Talvez se eu morasse na zona rural, criasse uma vaquinha, cuidasse de uma hortinha, passeasse à tardinha, fizesse um bolinho de milho para o jantar, penteasse os cabelinhos das minha filhinhas, olhasse as estrelinhas, desse uns abracinhos no meu amor e dormisse cedinho, o tempo passasse devagarzinho.
Mas eu moro aqui, numa cidade do interior. Acordo cedo para despertar as minhas filhas (neste momento já faço uma breve viagem a capital, desejando que aquela que está de mim distante tenha também um bom dia). Tomo banho. Perfume, maquiagem, roupa, sapato. Café da manhã. Trabalho. Muito trabalho, tanto que não vou gastar mais tempo dissertando sobre ele. Almoço. Um pouquinho de internet, quando dá. Mais trabalho. Casa de mãe. Beijo no pai, abraço na avó, beijo na mãe. Faculdade. Blog. Tarefa de casa. Guarda-roupas para arrumar. Tem rato no quarto de fora. Tenho que lembrar de comprar veneno. Ração para o cachorro. Banho novamente. Sinal da cruz. Oração. Entre os lençóis enumero pelo menos umas cinco coisas que preciso mesmo fazer amanhã (e é quase certo que não farei).

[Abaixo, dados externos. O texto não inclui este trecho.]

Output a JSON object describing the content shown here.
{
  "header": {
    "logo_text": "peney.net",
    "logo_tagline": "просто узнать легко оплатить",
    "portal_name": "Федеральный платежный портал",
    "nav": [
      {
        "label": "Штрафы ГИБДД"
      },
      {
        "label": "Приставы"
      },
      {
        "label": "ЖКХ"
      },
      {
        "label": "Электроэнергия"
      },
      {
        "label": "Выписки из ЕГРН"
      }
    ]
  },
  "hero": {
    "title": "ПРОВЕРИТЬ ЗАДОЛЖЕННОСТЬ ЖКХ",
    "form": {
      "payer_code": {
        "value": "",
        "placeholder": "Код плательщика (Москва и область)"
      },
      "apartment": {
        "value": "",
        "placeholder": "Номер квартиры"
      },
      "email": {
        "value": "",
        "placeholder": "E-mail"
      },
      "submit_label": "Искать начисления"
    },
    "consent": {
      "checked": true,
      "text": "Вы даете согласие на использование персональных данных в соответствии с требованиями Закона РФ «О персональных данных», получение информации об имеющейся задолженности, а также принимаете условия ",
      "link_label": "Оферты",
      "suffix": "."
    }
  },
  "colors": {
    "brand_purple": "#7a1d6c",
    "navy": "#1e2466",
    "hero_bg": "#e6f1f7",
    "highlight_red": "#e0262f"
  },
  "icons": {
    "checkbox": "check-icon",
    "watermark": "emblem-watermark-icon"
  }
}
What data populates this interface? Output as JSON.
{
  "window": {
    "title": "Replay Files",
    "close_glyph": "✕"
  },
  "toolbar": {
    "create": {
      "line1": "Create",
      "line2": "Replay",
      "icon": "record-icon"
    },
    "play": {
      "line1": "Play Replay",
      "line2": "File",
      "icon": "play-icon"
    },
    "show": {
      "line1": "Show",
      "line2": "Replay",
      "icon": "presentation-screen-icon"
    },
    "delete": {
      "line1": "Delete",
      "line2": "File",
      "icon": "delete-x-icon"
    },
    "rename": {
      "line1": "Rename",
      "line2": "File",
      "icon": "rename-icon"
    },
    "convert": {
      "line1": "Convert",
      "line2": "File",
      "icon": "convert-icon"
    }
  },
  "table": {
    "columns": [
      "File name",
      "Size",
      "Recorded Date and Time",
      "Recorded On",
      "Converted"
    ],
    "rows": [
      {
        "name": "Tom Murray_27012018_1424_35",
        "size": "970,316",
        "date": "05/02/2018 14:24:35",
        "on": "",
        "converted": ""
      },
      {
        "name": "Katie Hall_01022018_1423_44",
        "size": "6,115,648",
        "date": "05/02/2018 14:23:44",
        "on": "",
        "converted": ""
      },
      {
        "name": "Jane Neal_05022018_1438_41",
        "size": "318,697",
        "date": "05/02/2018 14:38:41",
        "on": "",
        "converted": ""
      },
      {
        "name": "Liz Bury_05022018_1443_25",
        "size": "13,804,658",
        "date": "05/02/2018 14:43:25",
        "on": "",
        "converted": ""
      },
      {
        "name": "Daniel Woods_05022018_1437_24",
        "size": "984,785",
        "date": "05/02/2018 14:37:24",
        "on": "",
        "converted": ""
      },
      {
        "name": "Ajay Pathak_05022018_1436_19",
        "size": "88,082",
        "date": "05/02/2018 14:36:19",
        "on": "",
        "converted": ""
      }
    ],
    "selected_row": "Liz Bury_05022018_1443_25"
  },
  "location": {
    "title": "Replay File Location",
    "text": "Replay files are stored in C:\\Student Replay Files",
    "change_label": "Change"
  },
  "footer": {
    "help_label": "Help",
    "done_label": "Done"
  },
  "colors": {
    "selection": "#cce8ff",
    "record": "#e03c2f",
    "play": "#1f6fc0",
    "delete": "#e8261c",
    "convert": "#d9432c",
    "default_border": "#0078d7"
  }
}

"Posso ouvir o vento passar,
assistir à onda bater,
mas o estrago que faz
a vida é curta pra ver"...

Sinto como se a roda me girasse. Mas, afinal, quem tem o controle não sou eu?
E só penso que talvez o depois de algumas coisas venham tornar-se o nunca da espera, a nulidade de olhos que já não podem mais contemplar o instante.
Quando eu era adolescente tinha uma frase que circulava nas contracapas dos cadernos mais ou menos assim: se ontem fosse hoje, hoje seria amanhã. 
Hoje é agora. Agora o que escrevi no começo já faz parte do meu passado.
Tenho que controlar minha ansiedade pelo desejo de poder fazer todas as coisas.
Sei que não posso. Mas quero. 
Nessa luta encontra-se meu espírito. Embora eu aprecie e aproveite todas as coisas e pessoas de que gosto, estou sempre no aguardo de mais. Eu quero ver mais finais de tarde, quero ir ao teatro, quero assistir a mais filmes em minha casa, quero rir mais e ler muitas revistas e muitos livros.
Quero escutar as histórias divertidas do meu pai, mas quero ter tempo de assistir o documentário sobre as pirâmides do Egito.
Quero comer papa de amido de milho, mas quero experimentar o caldo verde da soparia.
Quero visitar os meus amigos e ter tempo de replantar a minha horta e jogar Guitar Hero e cozinhar macarrão com molho branco.
Quero ver a lua e acordar cedinho e ter disposição para me exercitar e deitar numa rede sem pressa de levantar.
Quero ter tempo de ver o estrago e as boas obras do tempo.

Preciso de uma receita. Pode ser médica, culinária. É bastante que revele como posso transformar meu tempo em mim. Canta, Cazuza! O tempo não pára.